Valuation Assessment
The trailing twelve-month P/E ratio is not available due to the net loss, whereas the forward P/E stands at -12.51, implying that the market is pricing in future earnings recovery or that traditional earnings-based valuation models are currently inapplicable. The price-to-book ratio is 1.10, indicating that the market values the company slightly above its book value, which can occur when the company holds significant intangible assets or when future growth expectations are priced in despite current losses.
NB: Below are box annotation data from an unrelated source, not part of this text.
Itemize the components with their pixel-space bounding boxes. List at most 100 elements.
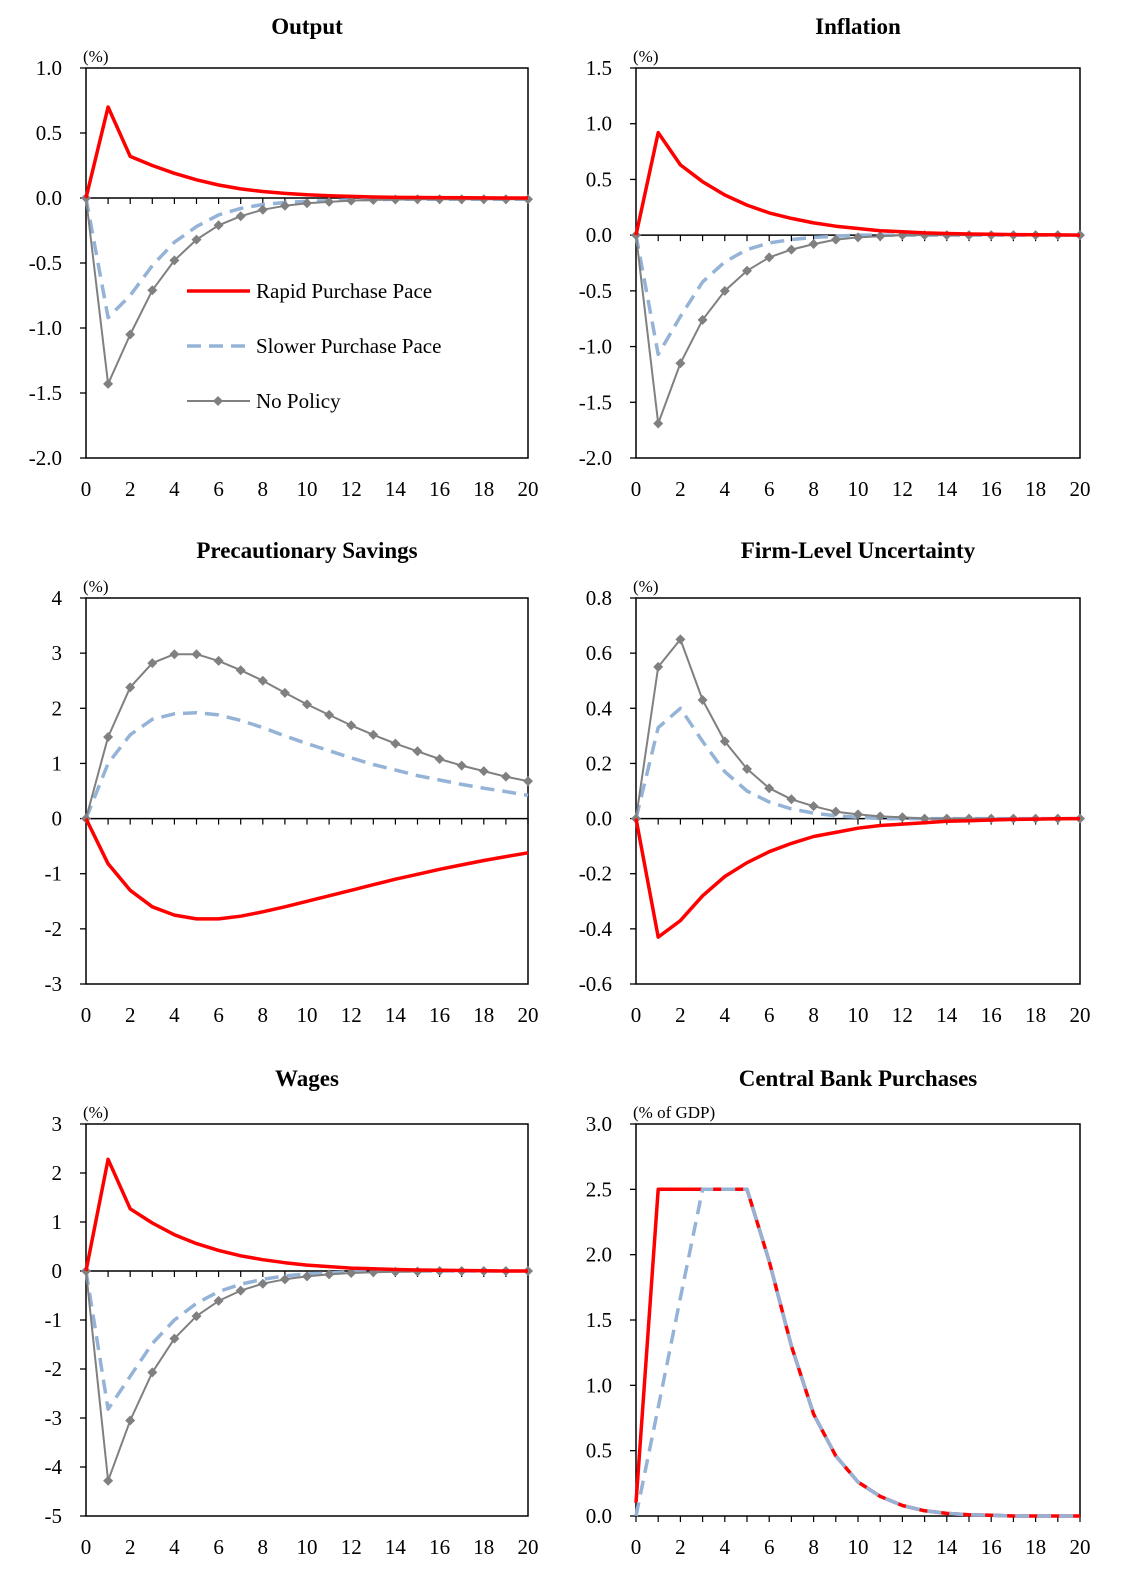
y-tick-label: 1: [52, 751, 63, 775]
y-tick-label: 0.0: [36, 186, 62, 210]
panel-title: Output: [271, 14, 343, 39]
y-tick-label: 1.0: [36, 56, 62, 80]
series-point-nopolicy: [103, 1475, 114, 1486]
x-tick-label: 18: [473, 477, 494, 501]
y-tick-label: 0.6: [586, 641, 612, 665]
y-tick-label: -3: [45, 972, 63, 996]
x-tick-label: 6: [764, 477, 775, 501]
series-line-slower: [634, 1187, 1080, 1518]
y-tick-label: 3: [52, 1112, 63, 1136]
series-point-nopolicy: [302, 699, 312, 710]
x-tick-label: 8: [808, 1003, 819, 1027]
y-tick-label: -0.5: [579, 279, 612, 303]
y-tick-label: 0.5: [586, 1439, 612, 1463]
series-point-nopolicy: [653, 661, 664, 672]
x-tick-label: 16: [429, 1535, 450, 1559]
y-tick-label: -4: [45, 1455, 63, 1479]
x-tick-label: 8: [808, 1535, 819, 1559]
panel-title: Inflation: [815, 14, 901, 39]
series-point-nopolicy: [786, 244, 797, 255]
series-line-rapid: [84, 1157, 528, 1273]
series-point-nopolicy: [324, 196, 335, 207]
series-point-nopolicy: [1075, 813, 1085, 824]
x-tick-label: 8: [258, 477, 269, 501]
x-tick-label: 16: [429, 1003, 450, 1027]
series-point-nopolicy: [279, 1274, 290, 1285]
y-tick-label: 0.2: [586, 751, 612, 775]
plot-frame: [85, 1123, 529, 1517]
unit-label: (%): [83, 577, 108, 596]
series-point-nopolicy: [830, 806, 841, 817]
series-point-nopolicy: [853, 232, 863, 243]
x-tick-label: 20: [1070, 1535, 1091, 1559]
x-tick-label: 6: [764, 1003, 775, 1027]
series-point-nopolicy: [302, 1271, 312, 1282]
panel-title: Precautionary Savings: [196, 538, 417, 563]
series-point-nopolicy: [103, 731, 114, 742]
series-point-nopolicy: [346, 720, 357, 731]
series-point-nopolicy: [875, 811, 886, 822]
x-tick-label: 14: [385, 1003, 407, 1027]
series-point-nopolicy: [523, 776, 533, 787]
y-tick-label: 0.0: [586, 807, 612, 831]
x-tick-label: 6: [213, 1003, 224, 1027]
y-tick-label: 3: [52, 641, 63, 665]
x-tick-label: 10: [848, 1535, 869, 1559]
series-point-nopolicy: [390, 738, 401, 749]
x-tick-label: 16: [429, 477, 450, 501]
series-point-nopolicy: [631, 230, 641, 241]
series-point-nopolicy: [125, 1415, 136, 1426]
series-point-nopolicy: [412, 746, 423, 757]
series-point-nopolicy: [169, 649, 180, 660]
x-tick-label: 20: [1070, 1003, 1091, 1027]
series-point-nopolicy: [346, 1267, 357, 1278]
series-point-nopolicy: [631, 813, 641, 824]
x-tick-label: 2: [675, 477, 686, 501]
series-point-nopolicy: [675, 358, 686, 369]
x-tick-label: 16: [981, 1003, 1002, 1027]
series-point-nopolicy: [125, 329, 136, 340]
x-tick-label: 14: [936, 1535, 958, 1559]
series-point-nopolicy: [257, 1278, 268, 1289]
y-tick-label: 0.5: [586, 167, 612, 191]
unit-label: (% of GDP): [633, 1103, 715, 1122]
panel-inflation: Inflation (%) 1.5 1.0 0.5 0.0 -0.5 -1.0 -1.5 -2.0…: [579, 14, 1091, 501]
series-point-nopolicy: [764, 252, 775, 263]
y-tick-label: -2.0: [579, 446, 612, 470]
x-tick-label: 2: [125, 1535, 136, 1559]
y-tick-label: -0.2: [579, 862, 612, 886]
x-tick-label: 16: [981, 477, 1002, 501]
unit-label: (%): [83, 1103, 108, 1122]
x-tick-label: 12: [892, 477, 913, 501]
plot-frame: [635, 597, 1081, 985]
series-point-nopolicy: [478, 766, 489, 777]
x-tick-label: 4: [169, 1003, 180, 1027]
x-tick-label: 4: [169, 477, 180, 501]
series-point-nopolicy: [764, 783, 775, 794]
y-tick-label: 4: [52, 586, 63, 610]
series-point-nopolicy: [147, 285, 158, 296]
x-tick-label: 4: [169, 1535, 180, 1559]
series-line-rapid: [84, 105, 528, 200]
series-point-nopolicy: [324, 1269, 335, 1280]
x-tick-label: 6: [213, 1535, 224, 1559]
x-tick-label: 18: [1025, 477, 1046, 501]
series-point-nopolicy: [808, 801, 819, 812]
x-tick-label: 12: [892, 1003, 913, 1027]
y-tick-label: 0.8: [586, 586, 612, 610]
series-point-nopolicy: [875, 231, 886, 242]
panel-output: Output (%) 1.0 0.5 0.0 -0.5 -1.0 -1.5 -2.0 0 2 4 6 8 1…: [29, 14, 539, 501]
x-tick-label: 12: [892, 1535, 913, 1559]
y-tick-label: 0.5: [36, 121, 62, 145]
panel-central-bank-purchases: Central Bank Purchases (% of GDP) 3.0 2.5 2.…: [586, 1066, 1091, 1559]
series-line-slower: [634, 706, 1080, 821]
x-tick-label: 10: [848, 1003, 869, 1027]
y-tick-label: -2: [45, 917, 63, 941]
y-tick-label: -0.4: [579, 917, 613, 941]
series-point-nopolicy: [456, 760, 467, 771]
x-tick-label: 18: [1025, 1003, 1046, 1027]
series-point-nopolicy: [235, 665, 246, 676]
y-tick-label: -0.6: [579, 972, 612, 996]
Alternative valuation metrics provide further context, with a price-to-sales ratio of 0.18 and an EV/EBITDA of 47.12, suggesting that the market is willing to pay a premium relative to sales and enterprise value adjusted earnings, likely betting on a turnaround in profitability. The stock's 52-week trading range spans from a low of $7.00 to a high of $16.90, placing the current price dynamics within a wide historical band that reflects significant volatility over the past year. The beta value is 1.65, which means the stock is expected to be 65% more volatile than the broader market, highlighting the heightened risk profile associated with this consumer cyclical stock.
Growth & Income
Revenue growth year-over-year is 3.1%, while earnings growth is not available due to the company's recent net loss, indicating that top-line expansion is occurring without a corresponding recovery in profitability. Since the company does not pay dividends, evidenced by a dividend yield of N/A and a payout ratio of 0.0%, it currently reinvests its earnings—or in this case, utilizes its free cash flow—to fund operations and growth initiatives rather than distributing cash to shareholders. The overall growth and income profile is defined by modest top-line expansion coupled with a complete absence of dividend income, positioning the investment as a pure play on potential future earnings recovery rather than current yield generation.